I am trying to write a count sort in python to beat the built-in timsort in certain situations. Right now it beats the built in sorted function, but only for very large arrays (1 million integers in length and longer, I haven't tried over 10 million) and only for a range no larger than 10,000. Additionally, the victory is narrow, with count sort only winning by a significant margin in random lists specifically tailored to it.
I have read about astounding performance gains that can be gained from vectorizing python code, but I don't particularly understand how to do it or how it could be used here. I would like to know how I can vectorize this code to speed it up, and any other performance suggestions are welcome.
Current fastest version for just python and stdlibs:
from itertools import chain, repeat
def untimed_countsort(unsorted_list):
counts = {}
for num in unsorted_list:
try:
counts[num] += 1
except KeyError:
counts[num] = 1
sorted_list = list(
chain.from_iterable(
repeat(num, counts[num])
for num in xrange(min(counts), max(counts) + 1)))
return sorted_list
All that counts is raw speed here, so sacrificing even more space for speed gains is completely fair game.
I realize the code is fairly short and clear already, so I don't know how much room there is for improvement in speed.
If anyone has a change to the code to make it shorter, as long as it doesn't make it slower, that would be awesome as well.

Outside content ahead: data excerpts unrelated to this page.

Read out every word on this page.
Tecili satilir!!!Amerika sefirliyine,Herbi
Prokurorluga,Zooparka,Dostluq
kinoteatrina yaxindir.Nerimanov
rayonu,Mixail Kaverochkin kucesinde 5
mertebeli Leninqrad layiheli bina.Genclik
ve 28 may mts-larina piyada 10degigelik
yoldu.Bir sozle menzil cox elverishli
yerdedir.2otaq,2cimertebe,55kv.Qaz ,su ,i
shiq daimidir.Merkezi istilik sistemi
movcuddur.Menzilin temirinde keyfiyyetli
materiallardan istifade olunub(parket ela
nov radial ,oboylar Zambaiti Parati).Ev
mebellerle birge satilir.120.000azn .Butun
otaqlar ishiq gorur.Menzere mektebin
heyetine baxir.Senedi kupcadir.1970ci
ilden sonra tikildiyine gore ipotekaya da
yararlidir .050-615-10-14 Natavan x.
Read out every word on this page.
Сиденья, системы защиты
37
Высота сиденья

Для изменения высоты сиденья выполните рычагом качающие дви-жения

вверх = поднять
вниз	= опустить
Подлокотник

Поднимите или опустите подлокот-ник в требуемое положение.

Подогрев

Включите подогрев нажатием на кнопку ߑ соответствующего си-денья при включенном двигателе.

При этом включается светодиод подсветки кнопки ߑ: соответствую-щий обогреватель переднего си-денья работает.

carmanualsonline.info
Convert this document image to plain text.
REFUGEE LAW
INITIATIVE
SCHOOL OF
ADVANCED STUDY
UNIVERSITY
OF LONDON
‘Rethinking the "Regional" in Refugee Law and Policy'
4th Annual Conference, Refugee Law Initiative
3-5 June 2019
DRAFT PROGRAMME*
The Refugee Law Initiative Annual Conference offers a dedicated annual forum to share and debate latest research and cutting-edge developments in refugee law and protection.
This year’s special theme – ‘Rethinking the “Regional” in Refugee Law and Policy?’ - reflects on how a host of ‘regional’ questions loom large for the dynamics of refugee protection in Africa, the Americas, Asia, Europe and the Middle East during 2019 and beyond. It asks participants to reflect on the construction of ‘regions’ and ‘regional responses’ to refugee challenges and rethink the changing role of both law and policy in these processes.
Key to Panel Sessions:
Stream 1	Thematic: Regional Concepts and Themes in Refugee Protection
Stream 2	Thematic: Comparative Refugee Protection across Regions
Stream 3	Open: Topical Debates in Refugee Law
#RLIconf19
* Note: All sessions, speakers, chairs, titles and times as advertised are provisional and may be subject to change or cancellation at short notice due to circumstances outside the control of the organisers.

Execution time is down almost 80%! Now three times as fast as Timsort on my current tests!
The absolute fastest way to do this by a LONG shot is using this one-liner with numpy:
def np_sort(unsorted_np_array):
return numpy.repeat(numpy.arange(1+unsorted_np_array.max()), numpy.bincount(unsorted_np_array))
This runs about 10-15 times faster than the pure python version, and about 40 times faster than Timsort. It takes a numpy array in and outputs a numpy array.